Rouzbeh Shariati believes reaching a possible agreement on the nuclear deal, the stability of the national currency, as well as the less attractive situation of the parallel markets are the important factors that would contribute to the improvement of the capital market.
“Prospects of a political agreement and positive signals from Vienna have reduced the foreign currency exchange rates in the domestic market. The stock market, however, had already anticipated this agreement. In fact, the anticipation of the agreement has already caused the correction of prices in the capital market,” the analyst said.
Unprecedented fluctuations in the Iranian stock market over the past few months have led shareholders, experts, and scholars to call for the government to increase its support for the market, some shareholders want the government to guarantee the return of their stocks, some believe providing infrastructure is the best way to help this market.
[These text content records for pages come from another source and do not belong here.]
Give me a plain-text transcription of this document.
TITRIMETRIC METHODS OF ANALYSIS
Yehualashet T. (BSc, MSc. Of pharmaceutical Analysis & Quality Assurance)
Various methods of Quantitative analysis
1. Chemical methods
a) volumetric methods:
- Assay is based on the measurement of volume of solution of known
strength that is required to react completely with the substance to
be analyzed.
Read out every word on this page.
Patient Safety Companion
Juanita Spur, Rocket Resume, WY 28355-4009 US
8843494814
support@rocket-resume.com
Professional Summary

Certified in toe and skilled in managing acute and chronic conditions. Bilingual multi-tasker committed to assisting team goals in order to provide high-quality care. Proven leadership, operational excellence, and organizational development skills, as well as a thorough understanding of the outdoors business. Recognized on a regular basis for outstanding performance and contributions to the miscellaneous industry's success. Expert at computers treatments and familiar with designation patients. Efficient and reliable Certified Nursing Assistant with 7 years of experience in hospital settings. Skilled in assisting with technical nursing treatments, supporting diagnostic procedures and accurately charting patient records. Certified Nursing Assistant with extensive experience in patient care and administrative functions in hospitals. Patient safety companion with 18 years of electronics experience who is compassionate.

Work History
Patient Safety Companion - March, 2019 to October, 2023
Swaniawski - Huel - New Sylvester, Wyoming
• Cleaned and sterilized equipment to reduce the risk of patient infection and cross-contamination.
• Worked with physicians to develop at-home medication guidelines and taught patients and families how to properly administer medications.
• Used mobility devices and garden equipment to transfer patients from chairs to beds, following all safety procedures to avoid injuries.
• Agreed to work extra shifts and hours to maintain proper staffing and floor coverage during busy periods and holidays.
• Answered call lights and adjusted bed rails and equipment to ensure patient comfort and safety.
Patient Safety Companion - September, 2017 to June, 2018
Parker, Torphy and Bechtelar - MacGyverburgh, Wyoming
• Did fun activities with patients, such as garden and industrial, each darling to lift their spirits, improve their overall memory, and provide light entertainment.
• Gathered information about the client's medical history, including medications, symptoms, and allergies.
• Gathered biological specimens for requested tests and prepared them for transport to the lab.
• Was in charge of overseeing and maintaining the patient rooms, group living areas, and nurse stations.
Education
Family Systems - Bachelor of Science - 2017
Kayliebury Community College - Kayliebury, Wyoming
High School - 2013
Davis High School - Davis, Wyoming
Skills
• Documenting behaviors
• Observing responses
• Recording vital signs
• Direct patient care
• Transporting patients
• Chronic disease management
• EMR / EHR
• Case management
Following the rising concerns over the market conditions, in early April, the Government Economic Coordination Headquarters, in its 216th meeting, approved some new directives for regulating the stock market.
Also in late April, senior officials including the parliament speaker Mohammad Baqer Qalibaf, the Governor of the Central Bank of Iran (CBI) Abdolnaser Hemmati, Finance, and Economic Affairs Minister Farhad Dejpasand, and the Head of Iran’s Securities and Exchange Organization (SEO) Mohammad-Ali Dehqan Dehnavi gathered at the country’s parliament to explore ways for supporting the stock market and resolving its current issues.
After the mentioned meetings, SEO unveiled a new directive package dubbed “7+3” which include allocation of one percent of the National Development Fund (NDF) resources to the stock market stabilization fund, lifting the ban on capital market financial institutions to use banking facilities, and granting five-year residency to foreign investors who buy shares in the Iranian capital market.
The above-mentioned directives have been implemented in the capital market as of April 27th, according to Dehqan Dehnavi.
In the 216th meeting of the Government Economic Coordination Headquarters, President Hassan Rouhani presented a report on the government’s supportive measures for the stock market, saying: “This year, which has been named the year of supporting production and eliminating obstacles, the government is trying to remove obstacles to the growth of the capital market and will try to encourage people to enter this market with the necessary training and arrangements.”
In its latest supportive decision, the government has also approved to inject 240 trillion rials (about $5.7 billion) of resources into the market in the form of bonds which most experts evaluate as a positive measure. It is said that these funds are gradually injected into the market and help increase the liquidity until new resources enter the market.
It has been said that these resources that enter the market will also motivate shareholders, and therefore real investors will be encouraged to invest in the market.